Another interesting question is whether players would change their playstyles to be more solid. But what would be the benefit of playing safer openings? It would just make the TWPL a coin toss. In a regular match the GMs don't play Petrov every game because they know they have to win. Besides, the player with a lower TWPL would still have to play for a win anyway. Now in the current WCH with Rapid and Blitz tiebreaks we already have instances of players changing their playstyle to be more solid. Carlsen agreed to a draw in a better position against Caruana because he didn't want to risk it in the 2018 match. Under the new tiebreak that wouldn't occur.

If a player wants to go for complicated play in a game, TWPL would not make a difference. As an example, under the current WCH setup they would take a risk. If they feel confident enough to play better than their opponent in that position, why would their confidence level change with the TWPL system? It doesn't matter how badly they play, just as long as they play better than their opponent. It's relative.

Engines Are Not Infallible
Even if we ignored the psychological ruin of the game, the technical premise is flawed because engines are not God. Yes, Stockfish and neural networks are incredibly strong, but they can still be mistaken. The first thing that comes to mind is Hikaru drawing engines using hippo-style openings, and we see it today with modern Stockfish still misevaluating completely locked-down positions where one side is up material but has zero breakthroughs.

Source please.

I very much doubt that Nakamura would draw the latest Stockfish with the Hippo. When did this happen, and what engine, what settings etc.

Furthermore, chess is not solved. If you run a position through Stockfish, Leela, or other top engines, you will get different evaluations and different "best" moves. These metrics are not objective truth; they are the "opinions" of machine learning heuristics, meaning that depending on what engine you choose a different World Champion could be decided!

I also addressed this. Please read my blog. It's irritating to see someone not bother to read.

One important concern is the reliability of engine evals. Different engines with different depths/time spent can give different evals. Even the same engine can give different evals with the same settings. Engines evals should be consistent to make accuracy determinations valid. The conversion from TPLV to TWPL means that reliability will be increased as evals on the higher end can be more variable.

We will have to compare evals within the latest Stockfish and between previous Stockfish versions to see the margin of error. To see by how much the Total Win Percentage Loss changes between the same version and previous versions. If the margin of error is low than we can proceed. The strongest and most consistent engine should be used in world class events (Stockfish), with optimal settings. The engine used, depth, search parameters and hardware should be disclosed publicly when measuring the TWPL and these settings should be kept consistent throughout the event. For the concern about fluctuations of TWPL being random and arbitrary/inconsistent engine evals, a threshold could be used where TWPL for games that are within a certain percentage are treated as equal, as a example. Determining the right threshold will need to be investigated empirically.

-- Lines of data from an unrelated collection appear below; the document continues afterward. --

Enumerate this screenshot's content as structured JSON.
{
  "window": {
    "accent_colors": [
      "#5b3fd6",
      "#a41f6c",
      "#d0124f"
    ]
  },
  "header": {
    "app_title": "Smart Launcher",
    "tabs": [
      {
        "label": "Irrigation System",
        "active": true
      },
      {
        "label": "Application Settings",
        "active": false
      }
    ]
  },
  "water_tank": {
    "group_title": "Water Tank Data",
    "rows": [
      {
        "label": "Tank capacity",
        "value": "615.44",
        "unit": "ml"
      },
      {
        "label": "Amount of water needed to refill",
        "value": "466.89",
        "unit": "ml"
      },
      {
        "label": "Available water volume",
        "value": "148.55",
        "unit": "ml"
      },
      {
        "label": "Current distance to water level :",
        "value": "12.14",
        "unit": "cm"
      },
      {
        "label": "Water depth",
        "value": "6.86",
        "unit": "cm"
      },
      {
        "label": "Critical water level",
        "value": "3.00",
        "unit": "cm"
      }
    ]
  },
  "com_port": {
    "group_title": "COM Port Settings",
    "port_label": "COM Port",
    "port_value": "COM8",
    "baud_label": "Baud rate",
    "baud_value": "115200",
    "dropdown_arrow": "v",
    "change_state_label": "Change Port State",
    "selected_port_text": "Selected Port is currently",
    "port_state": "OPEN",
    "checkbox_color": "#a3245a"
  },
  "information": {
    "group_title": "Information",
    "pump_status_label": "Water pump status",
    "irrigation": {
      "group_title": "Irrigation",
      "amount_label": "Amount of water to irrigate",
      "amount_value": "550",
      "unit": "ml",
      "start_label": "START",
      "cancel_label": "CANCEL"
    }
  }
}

CP loss Breaks Down at the Highest Level
Finally, the maths behind centipawn loss calculation simply fails in high-level games. The horizon effect and search depths mean that a player can play what the best move according to the engine, only for the engine to shift its evaluation after the move is played and dock the player's "accuracy."

The World Championship should be decided by who can beat the human across the board. Engines are incredibly useful and amazing creations but this would be a severe misuse!!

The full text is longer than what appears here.